БОРОТЬСЯ И ИСКАТЬ, НАЙТИ И НЕ СДАВАТЬСЯ.

   Все путешествия, когда путешественникам по одиннадцати—двенадцати лет, когда они ездят под вагонами и не моются месяцами, похожи одно на другое. В этом легко убедиться, перелистав несколько книг из жизни беспризорных. Вот почему я не стану описывать нашего путешествия из Энска в Москву.

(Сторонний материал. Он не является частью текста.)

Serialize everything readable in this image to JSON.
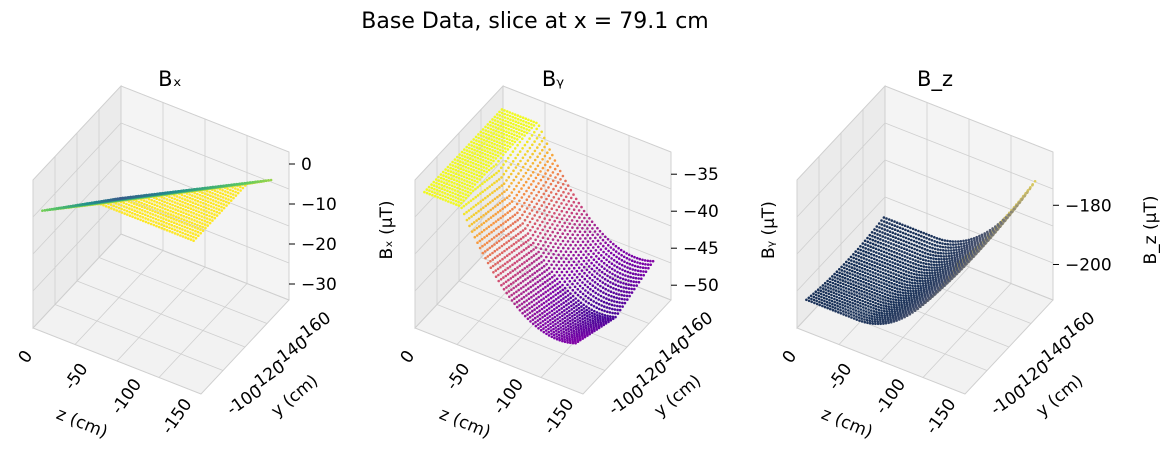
{
  "figure": {
    "suptitle": "Base Data, slice at x = 79.1 cm"
  },
  "chart_data": [
    {
      "type": "scatter3d",
      "title": "Bₓ",
      "colormap": "viridis",
      "xlabel": "z (cm)",
      "ylabel": "y (cm)",
      "zlabel": "Bₓ (µT)",
      "x_ticks": [
        "0",
        "-50",
        "-100",
        "-150"
      ],
      "y_ticks": [
        "-100",
        "-120",
        "-140",
        "-160"
      ],
      "z_ticks": [
        "0",
        "−10",
        "−20",
        "−30"
      ],
      "xlim": [
        0,
        -180
      ],
      "ylim": [
        -90,
        -170
      ],
      "zlim": [
        -34,
        3
      ],
      "model": {
        "kind": "plane",
        "c0": -15,
        "cx": -0.12,
        "cy": 0.25,
        "range": [
          -33,
          2
        ]
      },
      "grid": true
    },
    {
      "type": "scatter3d",
      "title": "Bᵧ",
      "colormap": "plasma",
      "xlabel": "z (cm)",
      "ylabel": "y (cm)",
      "zlabel": "Bᵧ (µT)",
      "x_ticks": [
        "0",
        "-50",
        "-100",
        "-150"
      ],
      "y_ticks": [
        "-100",
        "-120",
        "-140",
        "-160"
      ],
      "z_ticks": [
        "−35",
        "−40",
        "−45",
        "−50"
      ],
      "xlim": [
        0,
        -180
      ],
      "ylim": [
        -90,
        -170
      ],
      "zlim": [
        -52,
        -32
      ],
      "model": {
        "kind": "saddle",
        "c0": -49,
        "x0": -150,
        "ax": 0.0012,
        "ay": 0.04,
        "range": [
          -51,
          -34
        ]
      },
      "grid": true
    },
    {
      "type": "scatter3d",
      "title": "B_z",
      "colormap": "cividis",
      "xlabel": "z (cm)",
      "ylabel": "y (cm)",
      "zlabel": "B_z (µT)",
      "x_ticks": [
        "0",
        "-50",
        "-100",
        "-150"
      ],
      "y_ticks": [
        "-100",
        "-120",
        "-140",
        "-160"
      ],
      "z_ticks": [
        "−180",
        "−200"
      ],
      "z_tick_values": [
        -180,
        -200
      ],
      "xlim": [
        0,
        -180
      ],
      "ylim": [
        -90,
        -170
      ],
      "zlim": [
        -212,
        -162
      ],
      "model": {
        "kind": "bowl",
        "c0": -205,
        "x0": -60,
        "ax": 0.0028,
        "ay": 0.05,
        "range": [
          -208,
          -166
        ]
      },
      "grid": true
    }
  ]
}
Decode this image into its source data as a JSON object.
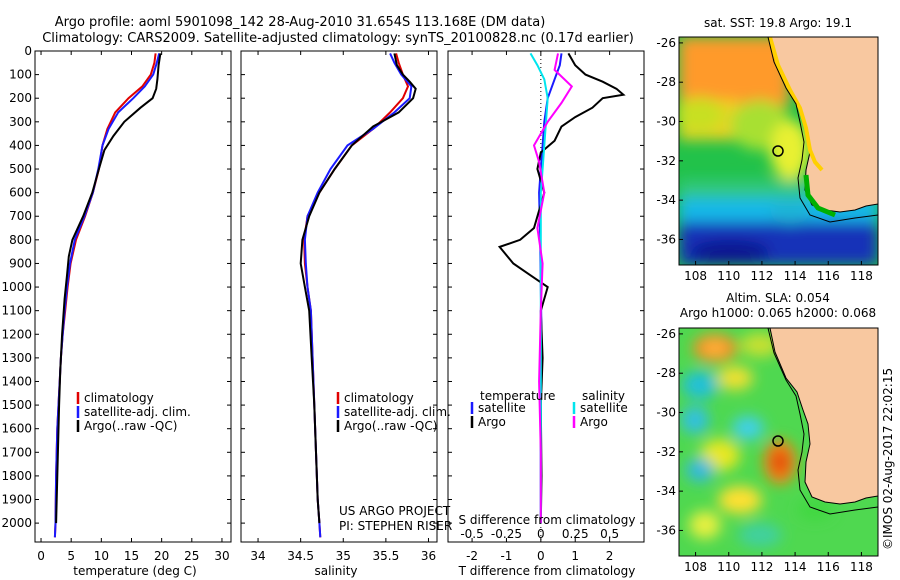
{
  "header": {
    "line1": "Argo profile: aoml 5901098_142 28-Aug-2010 31.654S 113.168E (DM data)",
    "line2": "Climatology: CARS2009. Satellite-adjusted climatology: synTS_20100828.nc (0.17d earlier)"
  },
  "colors": {
    "climatology": "#e00000",
    "satellite": "#1a1aff",
    "argo": "#000000",
    "salinity_satellite": "#00e5ee",
    "salinity_argo": "#ff00ff",
    "land": "#f8c8a0"
  },
  "chart_data": [
    {
      "type": "line",
      "panel": "temperature",
      "xlabel": "temperature (deg C)",
      "ylabel": "",
      "xlim": [
        -1,
        31.5
      ],
      "ylim": [
        2080,
        0
      ],
      "xticks": [
        0,
        5,
        10,
        15,
        20,
        25,
        30
      ],
      "yticks": [
        0,
        100,
        200,
        300,
        400,
        500,
        600,
        700,
        800,
        900,
        1000,
        1100,
        1200,
        1300,
        1400,
        1500,
        1600,
        1700,
        1800,
        1900,
        2000
      ],
      "legend": [
        "climatology",
        "satellite-adj. clim.",
        "Argo(..raw -QC)"
      ],
      "series": [
        {
          "name": "climatology",
          "x": [
            19,
            18.8,
            18.2,
            16.8,
            14.5,
            12.3,
            11,
            10.2,
            9.6,
            8.6,
            7.3,
            5.8,
            4.9,
            4.4,
            4.0,
            3.6,
            3.3,
            3.1,
            2.9,
            2.7,
            2.5,
            2.4,
            2.3
          ],
          "y": [
            10,
            50,
            100,
            150,
            200,
            260,
            330,
            400,
            500,
            600,
            700,
            800,
            900,
            1000,
            1100,
            1200,
            1300,
            1400,
            1500,
            1600,
            1800,
            2000,
            2060
          ]
        },
        {
          "name": "satellite-adj. clim.",
          "x": [
            19.6,
            19.2,
            18.6,
            17.2,
            15.3,
            12.8,
            11.2,
            10.2,
            9.5,
            8.6,
            7.2,
            5.6,
            4.8,
            4.3,
            3.9,
            3.6,
            3.3,
            3.1,
            2.9,
            2.7,
            2.5,
            2.4,
            2.3
          ],
          "y": [
            10,
            50,
            100,
            150,
            200,
            260,
            330,
            400,
            500,
            600,
            700,
            800,
            900,
            1000,
            1100,
            1200,
            1300,
            1400,
            1500,
            1600,
            1800,
            2000,
            2060
          ]
        },
        {
          "name": "Argo(..raw -QC)",
          "x": [
            19.8,
            19.5,
            19.3,
            19.1,
            18.5,
            16.5,
            13.8,
            12,
            10.5,
            9.6,
            8.5,
            7.0,
            5.2,
            4.6,
            4.3,
            3.9,
            3.5,
            3.2,
            3.0,
            2.8,
            2.6,
            2.5
          ],
          "y": [
            10,
            60,
            120,
            160,
            200,
            240,
            300,
            360,
            420,
            500,
            600,
            700,
            800,
            870,
            950,
            1050,
            1200,
            1350,
            1500,
            1700,
            1900,
            2000
          ]
        }
      ]
    },
    {
      "type": "line",
      "panel": "salinity",
      "xlabel": "salinity",
      "ylabel": "",
      "xlim": [
        33.8,
        36.1
      ],
      "ylim": [
        2080,
        0
      ],
      "xticks": [
        34,
        34.5,
        35,
        35.5,
        36
      ],
      "xticklabels": [
        "34",
        "34.5",
        "35",
        "35.5",
        "36"
      ],
      "legend": [
        "climatology",
        "satellite-adj. clim.",
        "Argo(..raw -QC)"
      ],
      "annotations": [
        "US ARGO PROJECT",
        "PI: STEPHEN RISER"
      ],
      "series": [
        {
          "name": "climatology",
          "x": [
            35.62,
            35.65,
            35.7,
            35.76,
            35.7,
            35.55,
            35.35,
            35.1,
            34.9,
            34.72,
            34.58,
            34.54,
            34.55,
            34.58,
            34.62,
            34.64,
            34.66,
            34.68,
            34.7,
            34.72,
            34.73
          ],
          "y": [
            10,
            50,
            100,
            150,
            200,
            260,
            330,
            400,
            500,
            600,
            700,
            800,
            900,
            1000,
            1100,
            1300,
            1500,
            1700,
            1900,
            2000,
            2060
          ]
        },
        {
          "name": "satellite-adj. clim.",
          "x": [
            35.55,
            35.6,
            35.68,
            35.8,
            35.78,
            35.6,
            35.35,
            35.05,
            34.85,
            34.7,
            34.58,
            34.55,
            34.56,
            34.58,
            34.62,
            34.64,
            34.66,
            34.68,
            34.7,
            34.72,
            34.73
          ],
          "y": [
            10,
            50,
            100,
            150,
            200,
            260,
            330,
            400,
            500,
            600,
            700,
            800,
            900,
            1000,
            1100,
            1300,
            1500,
            1700,
            1900,
            2000,
            2060
          ]
        },
        {
          "name": "Argo(..raw -QC)",
          "x": [
            35.6,
            35.63,
            35.7,
            35.78,
            35.85,
            35.82,
            35.65,
            35.35,
            35.1,
            34.9,
            34.72,
            34.6,
            34.52,
            34.5,
            34.55,
            34.6,
            34.63,
            34.66,
            34.68,
            34.7,
            34.72
          ],
          "y": [
            10,
            60,
            100,
            130,
            160,
            200,
            260,
            320,
            400,
            500,
            600,
            700,
            800,
            900,
            1000,
            1100,
            1300,
            1500,
            1700,
            1900,
            2000
          ]
        }
      ]
    },
    {
      "type": "line",
      "panel": "difference",
      "xlabel": "T difference from climatology",
      "xlabel_top": "S difference from climatology",
      "xlim": [
        -2.7,
        3.0
      ],
      "ylim": [
        2080,
        0
      ],
      "xticks": [
        -2,
        -1,
        0,
        1,
        2
      ],
      "s_ticklabels": [
        "-0.5",
        "-0.25",
        "0",
        "0.25",
        "0.5"
      ],
      "legend_temperature": [
        "temperature",
        "satellite",
        "Argo"
      ],
      "legend_salinity": [
        "salinity",
        "satellite",
        "Argo"
      ],
      "series": [
        {
          "name": "satellite",
          "x": [
            0.6,
            0.55,
            0.4,
            0.2,
            0.1,
            0.05,
            0,
            -0.05,
            -0.02,
            0,
            0.02,
            0,
            0,
            0,
            0
          ],
          "y": [
            10,
            60,
            120,
            200,
            300,
            400,
            500,
            600,
            800,
            1000,
            1200,
            1400,
            1600,
            1800,
            2000
          ]
        },
        {
          "name": "Argo",
          "x": [
            0.8,
            1.0,
            1.3,
            1.8,
            2.2,
            2.4,
            1.8,
            1.5,
            1.0,
            0.6,
            0.4,
            0.0,
            -0.1,
            0.1,
            -0.2,
            -0.6,
            -1.2,
            -0.8,
            -0.3,
            0.2,
            0,
            0.05,
            0,
            0.02,
            0
          ],
          "y": [
            10,
            60,
            100,
            130,
            160,
            185,
            200,
            240,
            280,
            320,
            380,
            430,
            500,
            600,
            750,
            800,
            830,
            900,
            950,
            1000,
            1100,
            1300,
            1500,
            1800,
            2000
          ]
        },
        {
          "name": "salinity satellite",
          "x": [
            -0.3,
            -0.1,
            0.1,
            0.2,
            0.15,
            0.1,
            0.05,
            0,
            0,
            0,
            0,
            0,
            0,
            0
          ],
          "y": [
            10,
            60,
            120,
            200,
            300,
            400,
            500,
            600,
            800,
            1000,
            1200,
            1500,
            1800,
            2000
          ]
        },
        {
          "name": "salinity Argo",
          "x": [
            0.5,
            0.4,
            0.9,
            0.6,
            0.2,
            -0.2,
            -0.05,
            0.1,
            -0.1,
            0.05,
            0.0,
            -0.05,
            0,
            0
          ],
          "y": [
            10,
            80,
            150,
            220,
            300,
            400,
            470,
            600,
            750,
            900,
            1100,
            1400,
            1700,
            2000
          ]
        }
      ]
    },
    {
      "type": "heatmap",
      "panel": "sst-map",
      "title": "sat. SST: 19.8 Argo: 19.1",
      "xlim": [
        107,
        119
      ],
      "ylim": [
        -37.3,
        -25.7
      ],
      "xticks": [
        108,
        110,
        112,
        114,
        116,
        118
      ],
      "yticks": [
        -26,
        -28,
        -30,
        -32,
        -34,
        -36
      ],
      "float_position": {
        "lon": 113.168,
        "lat": -31.654
      }
    },
    {
      "type": "heatmap",
      "panel": "sla-map",
      "title_line1": "Altim. SLA: 0.054",
      "title_line2": "Argo h1000: 0.065 h2000: 0.068",
      "xlim": [
        107,
        119
      ],
      "ylim": [
        -37.3,
        -25.7
      ],
      "xticks": [
        108,
        110,
        112,
        114,
        116,
        118
      ],
      "yticks": [
        -26,
        -28,
        -30,
        -32,
        -34,
        -36
      ],
      "float_position": {
        "lon": 113.168,
        "lat": -31.654
      }
    }
  ],
  "footer_stamp": "©IMOS 02-Aug-2017 22:02:15"
}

   Семь заповедей тети Даши были вскоре забыты. Мы ругались, дрались, курили — иногда навоз, чтобы согреться. Мы врали: то тетка, поехавшая в Оренбург за солью, потеряла нас по дороге, то мы были беженцами и шли к бабушке в Москву. Мы выдавали себя за братьев — это производило трогательное впечатление. Мы не умели петь, но я читал в поездах письмо штурмана дальнего плавания. Помню, как на станции Вышний Волочок какой—то моложавый седой моряк заставил меня повторить это письмо дважды.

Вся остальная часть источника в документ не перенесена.